Once you have found the people with the right skills to join your team, clearly set expectations and take note of the expectations they have of you. This ensures win-win working relationships. If you look at team development from that particular angle, I bet you’re going to build a successful business!
One of the things we really believe in The Room is that no one is self-made. What role have others played in your leadership journey?
I am where I am today because of all the people who have believed in me, my vision and my capabilities, starting with my mom. I remember a point when I felt like quitting entrepreneurship and going back home to get a job and my mom asked me, “What are you coming to do here?”
Even in The Room I have had people who have challenged me and inspired me to always show up. My mentors and colleagues have contributed in helping me manage my productivity and keep track of my goals.
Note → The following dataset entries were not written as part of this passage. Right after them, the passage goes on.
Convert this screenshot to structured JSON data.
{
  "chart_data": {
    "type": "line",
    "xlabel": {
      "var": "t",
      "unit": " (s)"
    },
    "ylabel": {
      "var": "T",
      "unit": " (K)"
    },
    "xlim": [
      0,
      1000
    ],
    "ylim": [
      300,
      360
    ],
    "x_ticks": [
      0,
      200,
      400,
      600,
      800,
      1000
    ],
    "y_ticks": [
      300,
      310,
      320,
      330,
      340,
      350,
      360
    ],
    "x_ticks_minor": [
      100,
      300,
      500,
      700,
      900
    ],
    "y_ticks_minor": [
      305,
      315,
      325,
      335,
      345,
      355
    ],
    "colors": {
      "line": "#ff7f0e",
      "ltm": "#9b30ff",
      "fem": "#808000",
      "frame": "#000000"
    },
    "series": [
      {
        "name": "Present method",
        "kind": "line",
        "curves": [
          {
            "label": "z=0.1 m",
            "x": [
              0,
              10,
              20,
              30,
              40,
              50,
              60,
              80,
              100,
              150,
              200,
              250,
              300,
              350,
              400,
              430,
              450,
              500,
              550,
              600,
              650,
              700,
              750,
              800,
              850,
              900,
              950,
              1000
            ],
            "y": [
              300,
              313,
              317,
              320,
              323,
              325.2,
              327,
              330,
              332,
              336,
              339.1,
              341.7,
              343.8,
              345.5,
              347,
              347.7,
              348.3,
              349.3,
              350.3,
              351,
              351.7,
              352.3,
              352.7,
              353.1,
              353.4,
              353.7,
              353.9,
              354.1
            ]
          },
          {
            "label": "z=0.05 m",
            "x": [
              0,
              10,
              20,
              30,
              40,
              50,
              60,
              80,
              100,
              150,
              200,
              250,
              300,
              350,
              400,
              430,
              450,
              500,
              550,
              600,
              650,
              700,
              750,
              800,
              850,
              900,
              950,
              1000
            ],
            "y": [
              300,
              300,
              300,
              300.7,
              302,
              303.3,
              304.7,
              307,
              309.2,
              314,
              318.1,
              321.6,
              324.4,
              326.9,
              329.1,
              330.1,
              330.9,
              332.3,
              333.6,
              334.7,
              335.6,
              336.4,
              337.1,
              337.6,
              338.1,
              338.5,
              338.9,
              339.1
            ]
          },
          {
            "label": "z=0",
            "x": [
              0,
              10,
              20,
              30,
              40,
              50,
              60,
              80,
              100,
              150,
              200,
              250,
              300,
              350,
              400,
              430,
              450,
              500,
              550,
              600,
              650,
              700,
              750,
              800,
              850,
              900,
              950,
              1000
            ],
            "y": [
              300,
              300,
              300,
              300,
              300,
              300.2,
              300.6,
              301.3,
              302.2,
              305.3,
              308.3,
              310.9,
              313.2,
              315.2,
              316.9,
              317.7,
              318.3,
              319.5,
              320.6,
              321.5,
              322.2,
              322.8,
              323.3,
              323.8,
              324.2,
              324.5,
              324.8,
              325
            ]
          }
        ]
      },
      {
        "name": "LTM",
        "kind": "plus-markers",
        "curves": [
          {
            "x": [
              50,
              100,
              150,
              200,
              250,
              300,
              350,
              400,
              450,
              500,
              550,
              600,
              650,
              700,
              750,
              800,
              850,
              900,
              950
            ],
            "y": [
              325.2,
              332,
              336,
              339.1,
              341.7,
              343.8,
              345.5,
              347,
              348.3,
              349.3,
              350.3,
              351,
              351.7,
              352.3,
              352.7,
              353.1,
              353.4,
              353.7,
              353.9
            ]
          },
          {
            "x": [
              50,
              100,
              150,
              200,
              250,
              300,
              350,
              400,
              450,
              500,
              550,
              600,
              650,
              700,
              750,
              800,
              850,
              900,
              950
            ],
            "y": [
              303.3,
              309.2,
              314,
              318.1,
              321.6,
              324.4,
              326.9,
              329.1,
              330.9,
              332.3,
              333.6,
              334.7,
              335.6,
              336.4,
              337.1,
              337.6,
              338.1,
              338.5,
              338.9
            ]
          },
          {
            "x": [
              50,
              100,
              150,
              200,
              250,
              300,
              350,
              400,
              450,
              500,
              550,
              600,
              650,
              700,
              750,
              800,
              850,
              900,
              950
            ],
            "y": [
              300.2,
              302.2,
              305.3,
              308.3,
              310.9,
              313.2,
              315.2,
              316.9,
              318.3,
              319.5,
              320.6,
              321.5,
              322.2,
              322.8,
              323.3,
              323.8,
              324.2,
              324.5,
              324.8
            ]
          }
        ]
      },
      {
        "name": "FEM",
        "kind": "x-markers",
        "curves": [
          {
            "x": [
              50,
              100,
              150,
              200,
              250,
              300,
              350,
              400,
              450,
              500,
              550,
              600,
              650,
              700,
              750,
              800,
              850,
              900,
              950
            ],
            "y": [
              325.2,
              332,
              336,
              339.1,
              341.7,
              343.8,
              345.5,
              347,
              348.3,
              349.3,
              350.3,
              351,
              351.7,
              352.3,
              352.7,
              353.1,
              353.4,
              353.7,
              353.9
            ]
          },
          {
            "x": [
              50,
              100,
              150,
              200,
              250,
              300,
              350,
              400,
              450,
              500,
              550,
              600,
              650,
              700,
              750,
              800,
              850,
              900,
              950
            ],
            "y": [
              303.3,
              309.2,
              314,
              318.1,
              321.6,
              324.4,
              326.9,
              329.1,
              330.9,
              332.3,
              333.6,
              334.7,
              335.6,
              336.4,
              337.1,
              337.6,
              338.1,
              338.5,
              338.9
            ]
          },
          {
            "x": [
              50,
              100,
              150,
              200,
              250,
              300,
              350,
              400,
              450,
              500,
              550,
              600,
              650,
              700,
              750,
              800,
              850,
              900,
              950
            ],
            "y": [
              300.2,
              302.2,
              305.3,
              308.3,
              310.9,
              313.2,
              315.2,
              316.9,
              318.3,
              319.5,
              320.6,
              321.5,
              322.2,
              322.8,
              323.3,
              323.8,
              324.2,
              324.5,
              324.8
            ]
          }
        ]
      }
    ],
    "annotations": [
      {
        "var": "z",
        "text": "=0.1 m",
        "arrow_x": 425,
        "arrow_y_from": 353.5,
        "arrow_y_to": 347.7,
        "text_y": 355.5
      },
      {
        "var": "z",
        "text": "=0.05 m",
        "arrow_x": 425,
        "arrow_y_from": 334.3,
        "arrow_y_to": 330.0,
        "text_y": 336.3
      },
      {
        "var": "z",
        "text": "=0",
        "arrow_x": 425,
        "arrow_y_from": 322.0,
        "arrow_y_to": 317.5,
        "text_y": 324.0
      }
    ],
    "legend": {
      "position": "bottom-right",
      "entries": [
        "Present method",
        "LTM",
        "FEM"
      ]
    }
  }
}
One amazing thing that Aafri Fudi is proud of is the networks we have been able to build. Last year when I reached out to fellow young leaders from ALX to join our team as volunteers when we were starting out, I got quite the response! I was so surprised by the number of people who were willing to support me. Currently we have 4 young leaders from ALX who work across Finance, Product Development, Sales and Marketing. Their contributions continue to propel Aafri Fudi forward.
Some facilitators from my time at ALX have supported us and shared feedback on a new product we are working on. A IoT based Hydroponic System that will help us collect data that allows us to deliver the best services to our clients and help them grow better crops.
So many people in my network have supported me and connected me to individuals across the world who have been instrumental in my journey and I am very grateful for that.
By 2030, Africa will be home to a quarter of the world’s population under 25. What do you believe about the potential for young people on the continent to solve the world’s problems?
I believe we all have the potential to change something, even the smallest of things.
First, identify what you can do with the talents and skills you have. Then leverage the resources that you have — be it social, human or financial capital — in order to initiate change. Lastly, choose to be bold, action-oriented and vision-focused. If you can follow all those 3 principles, you will be unstoppable!